The sample sizes become much greater if the object of the research is to stratify a heterogeneous population. For example, if we ask the penis length survery participants a question about ethnic background, and then try to divide up the population on this basis, to answer some question like "Do Germans, Greeks or Poles have bigger cocks?" (my background is all three), we have stratified the population, and our sample size must be met in each stratum. This is a problem in trying to select a sample size in advance, since we don't know how many Greeks, Germans, or Poles will respond. So, we might have to do a preliminary study on this, too, so that we can choose a sufficient sample size to allow for stratification.

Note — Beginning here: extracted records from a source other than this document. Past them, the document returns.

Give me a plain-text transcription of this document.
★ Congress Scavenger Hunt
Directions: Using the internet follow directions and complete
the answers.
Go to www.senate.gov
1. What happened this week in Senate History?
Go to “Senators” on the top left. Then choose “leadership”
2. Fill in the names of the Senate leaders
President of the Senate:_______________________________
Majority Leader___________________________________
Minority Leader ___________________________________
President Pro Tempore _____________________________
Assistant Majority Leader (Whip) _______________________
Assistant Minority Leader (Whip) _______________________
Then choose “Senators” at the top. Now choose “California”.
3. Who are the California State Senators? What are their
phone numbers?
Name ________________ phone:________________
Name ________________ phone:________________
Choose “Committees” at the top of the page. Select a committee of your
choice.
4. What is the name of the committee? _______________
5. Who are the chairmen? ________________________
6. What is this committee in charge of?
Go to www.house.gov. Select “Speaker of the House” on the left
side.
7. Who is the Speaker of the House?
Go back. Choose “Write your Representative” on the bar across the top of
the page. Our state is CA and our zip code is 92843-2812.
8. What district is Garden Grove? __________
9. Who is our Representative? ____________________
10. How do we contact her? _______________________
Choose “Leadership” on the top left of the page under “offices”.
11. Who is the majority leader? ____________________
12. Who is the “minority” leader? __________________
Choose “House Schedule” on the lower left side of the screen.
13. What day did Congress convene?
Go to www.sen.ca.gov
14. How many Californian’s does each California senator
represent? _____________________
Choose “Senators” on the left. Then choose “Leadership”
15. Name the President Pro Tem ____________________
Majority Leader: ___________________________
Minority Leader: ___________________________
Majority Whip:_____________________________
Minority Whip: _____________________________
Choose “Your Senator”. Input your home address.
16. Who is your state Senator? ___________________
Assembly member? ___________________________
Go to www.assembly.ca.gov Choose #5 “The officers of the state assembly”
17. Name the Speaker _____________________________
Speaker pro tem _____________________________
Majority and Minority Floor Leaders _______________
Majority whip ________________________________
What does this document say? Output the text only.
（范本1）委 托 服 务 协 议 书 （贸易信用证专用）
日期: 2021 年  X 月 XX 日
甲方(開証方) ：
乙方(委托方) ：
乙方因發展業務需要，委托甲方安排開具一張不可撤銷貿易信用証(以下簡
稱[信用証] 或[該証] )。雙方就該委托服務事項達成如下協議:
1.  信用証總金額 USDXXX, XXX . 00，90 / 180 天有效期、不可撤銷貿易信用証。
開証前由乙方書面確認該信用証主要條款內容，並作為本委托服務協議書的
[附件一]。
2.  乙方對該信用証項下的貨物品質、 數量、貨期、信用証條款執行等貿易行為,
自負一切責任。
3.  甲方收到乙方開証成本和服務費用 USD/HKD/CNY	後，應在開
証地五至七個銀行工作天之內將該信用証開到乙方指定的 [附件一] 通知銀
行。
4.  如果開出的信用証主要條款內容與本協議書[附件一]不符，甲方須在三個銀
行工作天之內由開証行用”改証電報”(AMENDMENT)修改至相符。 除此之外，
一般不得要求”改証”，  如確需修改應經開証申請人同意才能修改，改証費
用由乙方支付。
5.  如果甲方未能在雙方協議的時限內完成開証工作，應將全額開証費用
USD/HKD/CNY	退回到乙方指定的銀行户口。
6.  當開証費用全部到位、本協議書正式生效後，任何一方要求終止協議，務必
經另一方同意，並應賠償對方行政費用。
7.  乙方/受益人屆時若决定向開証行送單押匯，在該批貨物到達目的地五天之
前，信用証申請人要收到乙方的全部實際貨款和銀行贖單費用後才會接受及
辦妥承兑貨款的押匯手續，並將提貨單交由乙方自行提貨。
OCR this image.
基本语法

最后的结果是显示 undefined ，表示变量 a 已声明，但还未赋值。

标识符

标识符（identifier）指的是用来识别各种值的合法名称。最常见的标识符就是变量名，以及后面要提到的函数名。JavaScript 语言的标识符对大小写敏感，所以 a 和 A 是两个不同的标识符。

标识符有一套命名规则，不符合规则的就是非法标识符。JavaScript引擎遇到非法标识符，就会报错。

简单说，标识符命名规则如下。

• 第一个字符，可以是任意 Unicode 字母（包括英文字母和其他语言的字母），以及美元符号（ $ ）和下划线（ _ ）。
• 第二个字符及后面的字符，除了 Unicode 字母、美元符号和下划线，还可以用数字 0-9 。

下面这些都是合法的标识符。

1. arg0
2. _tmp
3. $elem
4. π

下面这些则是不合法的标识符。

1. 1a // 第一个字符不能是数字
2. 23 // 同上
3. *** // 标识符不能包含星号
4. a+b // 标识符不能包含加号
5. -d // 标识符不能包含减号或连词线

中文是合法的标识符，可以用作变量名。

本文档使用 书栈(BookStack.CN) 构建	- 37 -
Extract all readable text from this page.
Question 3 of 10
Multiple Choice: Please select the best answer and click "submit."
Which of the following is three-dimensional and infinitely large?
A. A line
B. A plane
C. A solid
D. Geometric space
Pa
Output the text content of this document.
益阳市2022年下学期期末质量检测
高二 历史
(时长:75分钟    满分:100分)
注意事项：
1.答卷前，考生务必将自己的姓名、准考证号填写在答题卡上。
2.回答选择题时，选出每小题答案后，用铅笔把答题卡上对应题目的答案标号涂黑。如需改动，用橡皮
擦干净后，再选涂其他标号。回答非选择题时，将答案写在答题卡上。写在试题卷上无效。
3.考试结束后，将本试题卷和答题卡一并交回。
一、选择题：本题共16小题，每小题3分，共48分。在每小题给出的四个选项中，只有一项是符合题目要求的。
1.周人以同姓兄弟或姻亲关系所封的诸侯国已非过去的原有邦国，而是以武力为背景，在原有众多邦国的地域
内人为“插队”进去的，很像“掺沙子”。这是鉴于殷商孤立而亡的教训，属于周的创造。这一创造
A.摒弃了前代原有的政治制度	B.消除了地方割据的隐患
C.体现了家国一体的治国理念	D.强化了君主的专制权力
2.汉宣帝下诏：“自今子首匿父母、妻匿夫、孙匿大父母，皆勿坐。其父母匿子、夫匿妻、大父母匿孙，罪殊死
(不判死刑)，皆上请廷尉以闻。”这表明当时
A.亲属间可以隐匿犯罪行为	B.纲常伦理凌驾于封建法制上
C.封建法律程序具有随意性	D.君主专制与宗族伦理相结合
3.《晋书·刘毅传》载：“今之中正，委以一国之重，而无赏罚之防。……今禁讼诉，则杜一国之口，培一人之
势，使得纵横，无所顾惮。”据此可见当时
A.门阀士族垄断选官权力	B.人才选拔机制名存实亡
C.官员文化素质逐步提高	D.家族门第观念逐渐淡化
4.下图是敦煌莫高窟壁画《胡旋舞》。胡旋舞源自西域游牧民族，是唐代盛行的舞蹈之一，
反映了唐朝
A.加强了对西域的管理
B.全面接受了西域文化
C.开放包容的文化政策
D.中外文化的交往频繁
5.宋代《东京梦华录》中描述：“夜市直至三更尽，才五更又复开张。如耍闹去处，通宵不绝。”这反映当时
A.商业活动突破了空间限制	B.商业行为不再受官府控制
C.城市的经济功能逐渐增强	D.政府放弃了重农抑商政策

Further, the sample size equation becomes more complicated if you are trying to measure different things than the simple mean of a single variable. For example, let's say you are trying to measure the difference in opinion at two times. This is more complex, because the reliability of the final answer depends on the variability of two different studies. You can see an example of this in the Equation 2 of the above reference. Any time a study involves comparison of multiple variables that are interrelated, larger samples sizes are needed.
The condom study is interesting because it includes both of these issues, plus others. The study takes several data sets on each participant, because it provides different sample condoms to use at different times (every two weeks, a fresh batch is sent). Since the object of the study is presumably to tell if one kind of condom is better than the others, the issue of measuring a difference comes into play.
Further, they probably intend to stratify the population. They ask a lot of questions about sex and sexual habits, in surprisingly frank ways. I think a lot of this is just informational, and is not likely to be used to stratify the population. However, there are obvious ways in which it is necessary to stratify, and they do ask questions relevant to these. For example, they ask if you fuck men or women (and in which orifice), what type of lubrication you use, how long your intercourse lasts, how hard you fuck, etc. Since these factors may affect condom performance, they probably will stratify on this basis for at least portions of the analysis. All told, 2000 men seems a pretty small sample size to me.